Endpoint Security provides protection for not only Windows machines, but also Mac, Linux, Unix, NetWare, and OpenVMS systems. The list of supported platforms is extensive and includes both 32- and 64-bit platforms. Best of all, admins can manage and monitor all flavors of clients from a single Sophos Enterprise Console. Like Trend Micro's and Symantec's respective products, Sophos includes virtual environments as part of the supported package.
One feature that busy admins will appreciate is Sophos' ability to uninstall any third-party anti-virus programs already present on users' PC. One of my target systems came with another vendor's endpoint client package, and Sophos cleanly removed it prior to installing the new package.
Enterprise Security and Control is exactly what its names suggests: a full suite of security services blended together to allow administrators to tailor both inbound and outbound security. The real-time anti-virus and anti-spyware detectors share the same engine and the same virus/malware definitions. Endpoint generates an MD5 hash of each scanned file. If, on subsequent scans, the hash is unchanged, then Sophos skips scanning the file, saving CPU cycles.

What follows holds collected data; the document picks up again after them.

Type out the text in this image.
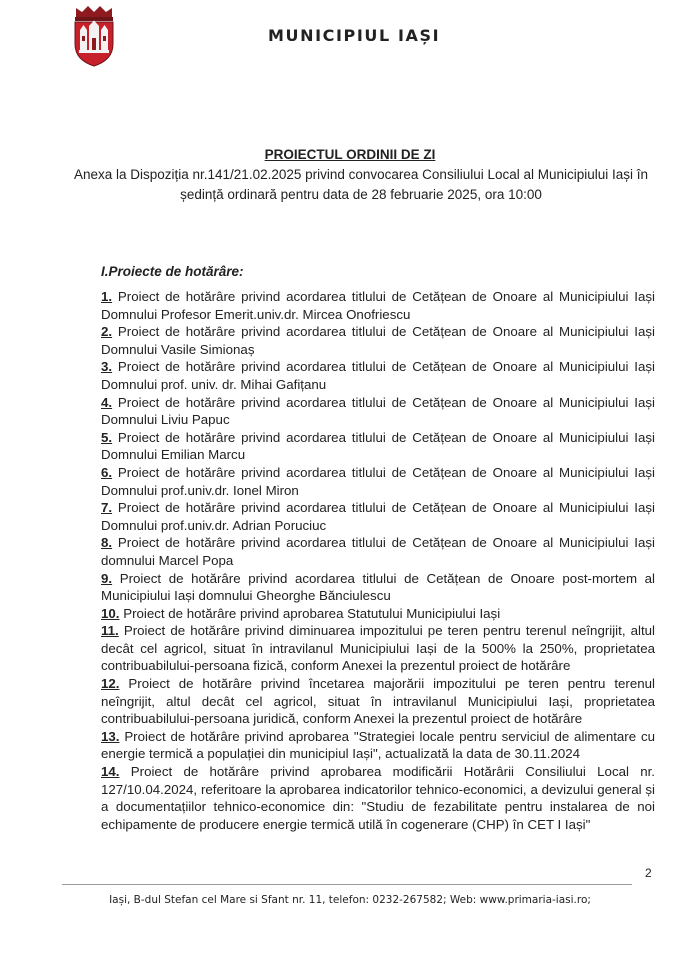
MUNICIPIUL IAȘI
PROIECTUL ORDINII DE ZI
Anexa la Dispoziția nr.141/21.02.2025 privind convocarea Consiliului Local al Municipiului Iași în ședință ordinară pentru data de 28 februarie 2025, ora 10:00
I.Proiecte de hotărâre:
1. Proiect de hotărâre privind acordarea titlului de Cetățean de Onoare al Municipiului Iași Domnului Profesor Emerit.univ.dr. Mircea Onofriescu
2. Proiect de hotărâre privind acordarea titlului de Cetățean de Onoare al Municipiului Iași Domnului Vasile Simionaș
3. Proiect de hotărâre privind acordarea titlului de Cetățean de Onoare al Municipiului Iași Domnului prof. univ. dr. Mihai Gafițanu
4. Proiect de hotărâre privind acordarea titlului de Cetățean de Onoare al Municipiului Iași Domnului Liviu Papuc
5. Proiect de hotărâre privind acordarea titlului de Cetățean de Onoare al Municipiului Iași Domnului Emilian Marcu
6. Proiect de hotărâre privind acordarea titlului de Cetățean de Onoare al Municipiului Iași Domnului prof.univ.dr. Ionel Miron
7. Proiect de hotărâre privind acordarea titlului de Cetățean de Onoare al Municipiului Iași Domnului prof.univ.dr. Adrian Poruciuc
8. Proiect de hotărâre privind acordarea titlului de Cetățean de Onoare al Municipiului Iași domnului Marcel Popa
9. Proiect de hotărâre privind acordarea titlului de Cetățean de Onoare post-mortem al Municipiului Iași domnului Gheorghe Bănciulescu
10. Proiect de hotărâre privind aprobarea Statutului Municipiului Iași
11. Proiect de hotărâre privind diminuarea impozitului pe teren pentru terenul neîngrijit, altul decât cel agricol, situat în intravilanul Municipiului Iași de la 500% la 250%, proprietatea contribuabilului-persoana fizică, conform Anexei la prezentul proiect de hotărâre
12. Proiect de hotărâre privind încetarea majorării impozitului pe teren pentru terenul neîngrijit, altul decât cel agricol, situat în intravilanul Municipiului Iași, proprietatea contribuabilului-persoana juridică, conform Anexei la prezentul proiect de hotărâre
13. Proiect de hotărâre privind aprobarea "Strategiei locale pentru serviciul de alimentare cu energie termică a populației din municipiul Iași", actualizată la data de 30.11.2024
14. Proiect de hotărâre privind aprobarea modificării Hotărârii Consiliului Local nr. 127/10.04.2024, referitoare la aprobarea indicatorilor tehnico-economici, a devizului general și a documentațiilor tehnico-economice din: "Studiu de fezabilitate pentru instalarea de noi echipamente de producere energie termică utilă în cogenerare (CHP) în CET I Iași"
2
Iași, B-dul Stefan cel Mare si Sfant nr. 11, telefon: 0232-267582; Web: www.primaria-iasi.ro;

Complementing the signature-based detection is what Sophos calls Behavioral Genotyping. This behavioral engine checks potentially malicious traffic against existing definitions in order to help stop new or unknown attacks. As long as the attack is a variant of an existing virus -- and most viruses are -- Sophos will detect it and block it. Each threat I threw at Endpoint Security was caught and handled according to my security policy. No surprises here.
Sophos' Application Control allows admins to create whitelists of approved programs: You can block specific applications or entire groups, such as remote-management tools. Beyond application control, Sophos also helps cut down on data leakage by blocking users' access to local storage devices, wireless connections such as Wi-Fi and infrared, instant messaging, and file-sharing applications.